10.8.10

A mudança (conclusão)

Uma semana depois, estava Carlão a ler “A Bola” na sua paz interior, quando Carlota o interrompeu, de forma autoritária “Carlos Eusébio” (o segundo nome, como sempre, era sinal de coisa séria e raspanete) “Vamos à clínica”.

“Mas então Carlota, que se passa?”,
“Isto assim não dá. Sou eu que faço tudo e tu nem sequer te interessas por nada....”
“Mas Carlota, pensei que era assim que ia ser...foi por isso que mudámos”.
“Pois é, mas eu não me estou a ver ter esta vidinha. Bem sei que fizeste tudo para me dar a ideia que não querias mudar, só para eu querer e agora só queres é boa vida, não é Carlão?”
“Mas, tu é que querias mudar, sair aí para fora, mostrar-te ao mundo. Não era esse o caminho da felicidade?”
“Não me venhas com falinhas mansas Carlos Eusébio. Vamos à clínica reverter o processo e é já”.

Contrariado, Carláo lá foi, resmungado para dentro, que por fora era Carlota quem ia reclamando da sua falta de empenho em fazer que as coisas resultassem.

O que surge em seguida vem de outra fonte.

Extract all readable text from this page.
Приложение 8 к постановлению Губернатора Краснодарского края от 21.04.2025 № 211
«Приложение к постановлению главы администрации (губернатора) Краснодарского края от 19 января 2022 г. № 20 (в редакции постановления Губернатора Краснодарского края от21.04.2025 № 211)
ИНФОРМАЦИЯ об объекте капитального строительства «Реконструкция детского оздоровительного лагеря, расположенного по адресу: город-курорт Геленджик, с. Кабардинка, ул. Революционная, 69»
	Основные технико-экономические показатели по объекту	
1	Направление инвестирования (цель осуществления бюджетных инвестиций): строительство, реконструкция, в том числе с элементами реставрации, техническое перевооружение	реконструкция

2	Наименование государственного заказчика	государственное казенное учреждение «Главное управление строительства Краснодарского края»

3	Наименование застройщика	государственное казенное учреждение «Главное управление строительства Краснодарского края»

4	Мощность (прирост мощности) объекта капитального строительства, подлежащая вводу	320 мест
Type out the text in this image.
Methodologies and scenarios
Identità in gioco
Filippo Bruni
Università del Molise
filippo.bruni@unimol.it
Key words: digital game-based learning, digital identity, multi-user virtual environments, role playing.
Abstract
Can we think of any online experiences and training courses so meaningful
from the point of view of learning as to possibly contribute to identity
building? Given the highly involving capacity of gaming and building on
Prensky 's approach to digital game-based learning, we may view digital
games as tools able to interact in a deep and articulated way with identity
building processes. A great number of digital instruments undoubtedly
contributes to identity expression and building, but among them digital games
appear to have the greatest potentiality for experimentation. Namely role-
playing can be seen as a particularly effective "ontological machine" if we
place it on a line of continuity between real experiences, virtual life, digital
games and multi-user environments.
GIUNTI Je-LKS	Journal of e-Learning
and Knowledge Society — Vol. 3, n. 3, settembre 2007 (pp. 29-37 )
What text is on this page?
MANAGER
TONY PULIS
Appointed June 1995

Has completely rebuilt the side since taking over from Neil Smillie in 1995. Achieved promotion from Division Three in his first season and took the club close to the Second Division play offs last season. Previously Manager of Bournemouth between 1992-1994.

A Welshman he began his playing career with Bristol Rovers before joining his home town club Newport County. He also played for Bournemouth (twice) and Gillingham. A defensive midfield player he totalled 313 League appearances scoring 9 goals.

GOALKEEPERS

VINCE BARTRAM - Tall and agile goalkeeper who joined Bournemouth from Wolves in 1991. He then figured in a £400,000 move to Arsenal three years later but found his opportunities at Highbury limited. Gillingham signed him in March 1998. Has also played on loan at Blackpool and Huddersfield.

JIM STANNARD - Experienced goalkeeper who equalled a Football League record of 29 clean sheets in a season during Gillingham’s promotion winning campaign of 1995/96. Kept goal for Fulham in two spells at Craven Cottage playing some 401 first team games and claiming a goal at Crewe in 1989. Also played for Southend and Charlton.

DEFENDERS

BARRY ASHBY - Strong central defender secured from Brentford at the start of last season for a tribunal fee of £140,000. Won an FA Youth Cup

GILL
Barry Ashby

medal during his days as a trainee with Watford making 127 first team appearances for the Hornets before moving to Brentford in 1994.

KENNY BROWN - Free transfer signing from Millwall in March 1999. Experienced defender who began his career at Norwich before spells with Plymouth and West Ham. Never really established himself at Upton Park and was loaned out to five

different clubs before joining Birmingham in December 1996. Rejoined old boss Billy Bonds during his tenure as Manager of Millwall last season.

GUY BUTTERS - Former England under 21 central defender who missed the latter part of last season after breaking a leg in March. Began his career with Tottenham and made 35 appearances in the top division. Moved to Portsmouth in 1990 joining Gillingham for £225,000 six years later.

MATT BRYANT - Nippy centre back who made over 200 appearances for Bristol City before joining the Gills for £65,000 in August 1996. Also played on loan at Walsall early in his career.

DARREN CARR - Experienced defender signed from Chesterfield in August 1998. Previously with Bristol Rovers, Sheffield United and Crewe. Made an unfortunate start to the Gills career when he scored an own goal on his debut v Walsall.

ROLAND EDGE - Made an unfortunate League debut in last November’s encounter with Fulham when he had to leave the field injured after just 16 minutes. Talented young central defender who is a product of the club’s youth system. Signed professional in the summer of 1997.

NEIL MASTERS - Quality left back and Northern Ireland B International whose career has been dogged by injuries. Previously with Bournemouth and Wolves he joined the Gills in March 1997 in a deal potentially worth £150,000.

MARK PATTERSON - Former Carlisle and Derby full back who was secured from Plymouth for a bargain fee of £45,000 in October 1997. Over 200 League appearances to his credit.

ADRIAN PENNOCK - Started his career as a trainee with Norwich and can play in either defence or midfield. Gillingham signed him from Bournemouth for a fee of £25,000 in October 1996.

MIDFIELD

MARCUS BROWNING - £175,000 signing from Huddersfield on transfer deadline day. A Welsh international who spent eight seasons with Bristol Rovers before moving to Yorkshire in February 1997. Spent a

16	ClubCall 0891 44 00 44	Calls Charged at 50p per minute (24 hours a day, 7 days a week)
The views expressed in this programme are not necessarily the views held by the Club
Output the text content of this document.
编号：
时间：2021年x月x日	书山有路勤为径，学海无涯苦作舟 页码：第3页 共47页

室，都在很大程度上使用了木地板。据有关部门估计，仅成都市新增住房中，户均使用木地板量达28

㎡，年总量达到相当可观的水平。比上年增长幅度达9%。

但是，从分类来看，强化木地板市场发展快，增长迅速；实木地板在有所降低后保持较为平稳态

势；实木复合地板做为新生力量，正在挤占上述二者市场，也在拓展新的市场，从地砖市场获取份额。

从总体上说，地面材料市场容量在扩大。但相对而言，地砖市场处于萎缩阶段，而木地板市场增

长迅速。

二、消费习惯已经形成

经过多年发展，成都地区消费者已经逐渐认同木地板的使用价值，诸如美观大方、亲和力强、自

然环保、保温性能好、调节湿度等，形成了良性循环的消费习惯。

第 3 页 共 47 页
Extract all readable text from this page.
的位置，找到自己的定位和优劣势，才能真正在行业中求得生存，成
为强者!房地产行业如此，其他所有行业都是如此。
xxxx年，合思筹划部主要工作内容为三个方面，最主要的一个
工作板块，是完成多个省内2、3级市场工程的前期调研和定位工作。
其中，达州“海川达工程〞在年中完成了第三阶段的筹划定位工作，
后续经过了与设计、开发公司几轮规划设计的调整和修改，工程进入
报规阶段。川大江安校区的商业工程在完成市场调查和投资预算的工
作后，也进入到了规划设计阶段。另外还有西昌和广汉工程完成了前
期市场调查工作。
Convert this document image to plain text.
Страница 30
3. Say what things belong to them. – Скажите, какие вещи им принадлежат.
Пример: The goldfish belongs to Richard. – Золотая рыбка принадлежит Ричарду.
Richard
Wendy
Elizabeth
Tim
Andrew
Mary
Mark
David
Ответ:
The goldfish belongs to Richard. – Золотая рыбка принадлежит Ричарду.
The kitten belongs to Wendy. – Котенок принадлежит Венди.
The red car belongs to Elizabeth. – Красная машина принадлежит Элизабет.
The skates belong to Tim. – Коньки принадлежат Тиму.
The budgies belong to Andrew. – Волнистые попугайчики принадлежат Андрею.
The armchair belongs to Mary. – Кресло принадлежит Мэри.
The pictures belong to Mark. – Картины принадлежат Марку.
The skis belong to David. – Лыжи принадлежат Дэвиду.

Uma vez na clínica, Carlota falou com o médico que tinha acompanhado o processo.

“Sr. Dr, esta mudança não resultou. Como ainda estamos nas duas semanas do período experimental, queria reverter o processo.”
“Mas, Carlota, as coisas não funcionam assim.”
“Eu sei que não funcionam. O Dr sabe lá o que é ter um homem dentro de si, sem fazer nenhum, que nem se preocupa minimamente com o que eu faço ou deixo de fazer. Quando era ao contrário, não era assim....”
“Pois, mas foi por isso que chegámos à decisão de mudar. A Carlota sempre foi a força motriz, o Carlos seria sempre aquilo a que, em jeito de brincadeira, se pode chamar um banana sem chama, sempre a fingir.
“Ó Dr, olhe que eu daqui oiço” Carlão podia já não ter muito a dizer, mas não estava ali para ser enxovalhado.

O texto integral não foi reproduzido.